Proposed mechanism for melatonin synthesis through a paracrine network
Pinealocytes may secrete L-glutamate through microvesicle-mediated exocytosis and inhibit norepinephrine-stimulated melatonin synthesis through an mGluR-mediated signalling pathway (Fig. 4). Glutamate secretion can be triggered either by acetylcholine, through a nicotinic receptor, or by glutamate, through an iGluR-mediated signalling pathway. Acetylcholine originates from the nerve endings of parasympathetic neurons. Some pinealocytes may secrete serotonin upon stimulation with norepinephrine, which comes from the nerve endings of sympathetic neurons. Norepinephrine itself has a direct stimulatory effect on melatonin synthesis through an adrenergic receptor. On the basis of the above observations, we propose a working hypothesis for the regulation of melatonin synthesis by glutamate and serotonin. In the model, pinealocytes use glutamate and serotonin as paracrine chemical mediators that have opposite effects on melatonin synthesis. This paracrine signalling should be under neuronal control, with acetylcholine and norepinephrine as transmitters. Fig. 5 summarizes the proposed paracrine network for the regulation of melatonin synthesis in the pineal gland. We should emphasize that melatonin synthesis is primarily regulated through an on/off mechanism (switching) from the suprachiasmatic nucleus to sympathetic neurons (Axelrod, 1974; Klein, 1985; Reiter, 1991; Foulkes et al., 1997). This paracrine network may help the on/off mechanism to ensure precise regulation of daily changes in melatonin synthesis. It is noteworthy that retinal cells, another important class of cell that produces melatonin (Tosini and Menaker, 1996), use L-glutamate and dopamine as regulators: retinal cells secrete L-glutamate and receive glutamate signals from bipolar cells and dopamine signals from dopaminergic amacrine cells so as to exert a negative effect on melatonin synthesis (Morgan and Boelen, 1996). Further studies, especially characterization of the secretion of serotonin and of the interrelationship between serotonin and L-glutamate secretion, will be important in explaining the physiological basis for the putative paracrine network regulating melatonin synthesis.
Conclusions
Since finding that microvesicles are acidic organelles containing L-glutamate, we have detected the presence of a novel regulatory mechanism for melatonin synthesis.

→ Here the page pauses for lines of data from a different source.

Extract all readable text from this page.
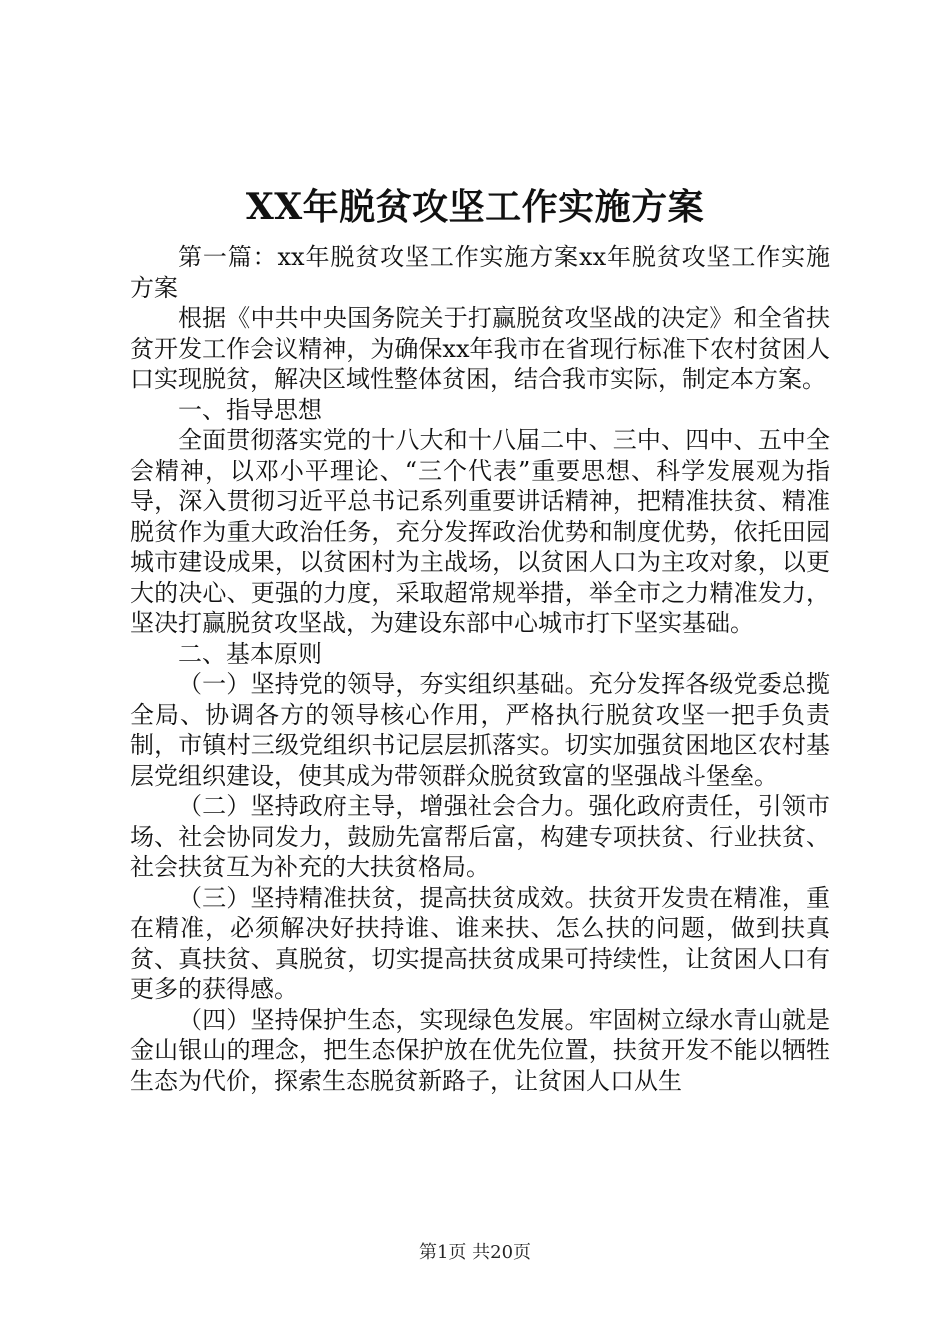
XX年脱贫攻坚工作实施方案

第一篇：xx年脱贫攻坚工作实施方案xx年脱贫攻坚工作实施方案

根据《中共中央国务院关于打赢脱贫攻坚战的决定》和全省扶贫开发工作会议精神，为确保xx年我市在省现行标准下农村贫困人口实现脱贫，解决区域性整体贫困，结合我市实际，制定本方案。

一、指导思想

全面贯彻落实党的十八大和十八届二中、三中、四中、五中全会精神，以邓小平理论、“三个代表”重要思想、科学发展观为指导，深入贯彻习近平总书记系列重要讲话精神，把精准扶贫、精准脱贫作为重大政治任务，充分发挥政治优势和制度优势，依托田园城市建设成果，以贫困村为主战场，以贫困人口为主攻对象，以更大的决心、更强的力度，采取超常规举措，举全市之力精准发力，坚决打赢脱贫攻坚战，为建设东部中心城市打下坚实基础。

二、基本原则

（一）坚持党的领导，夯实组织基础。充分发挥各级党委总揽全局、协调各方的领导核心作用，严格执行脱贫攻坚一把手负责制，市镇村三级党组织书记层层抓落实。切实加强贫困地区农村基层党组织建设，使其成为带领群众脱贫致富的坚强战斗堡垒。

（二）坚持政府主导，增强社会合力。强化政府责任，引领市场、社会协同发力，鼓励先富帮后富，构建专项扶贫、行业扶贫、社会扶贫互为补充的大扶贫格局。

（三）坚持精准扶贫，提高扶贫成效。扶贫开发贵在精准，重在精准，必须解决好扶持谁、谁来扶、怎么扶的问题，做到扶真贫、真扶贫、真脱贫，切实提高扶贫成果可持续性，让贫困人口有更多的获得感。

（四）坚持保护生态，实现绿色发展。牢固树立绿水青山就是金山银山的理念，把生态保护放在优先位置，扶贫开发不能以牺牲生态为代价，探索生态脱贫新路子，让贫困人口从生

第1页 共20页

The regulatory mechanism consists, at least in part, of systems for the output, input and termination of glutamate signals and of serotonin signals. V-ATPase plays an important role in the novel signal-transduction system through the storage and secretion of neurotransmitters. Similarly, microvesicles in various endocrine cells participate in the storage and secretion of neurotransmitters. In pancreatic islets of Langerhans, receptors for glutamate, acetylcholine and γ-aminobutyrate that are functionally expressed regulate hormonal secretion in the endocrine cells (Satin and Kinard, 1998). Although more extensive studies are necessary, microvesicle-mediated paracrine-like signal transduction seems to be one of the common features of endocrine cells for the regulation of hormonal synthesis and secretion.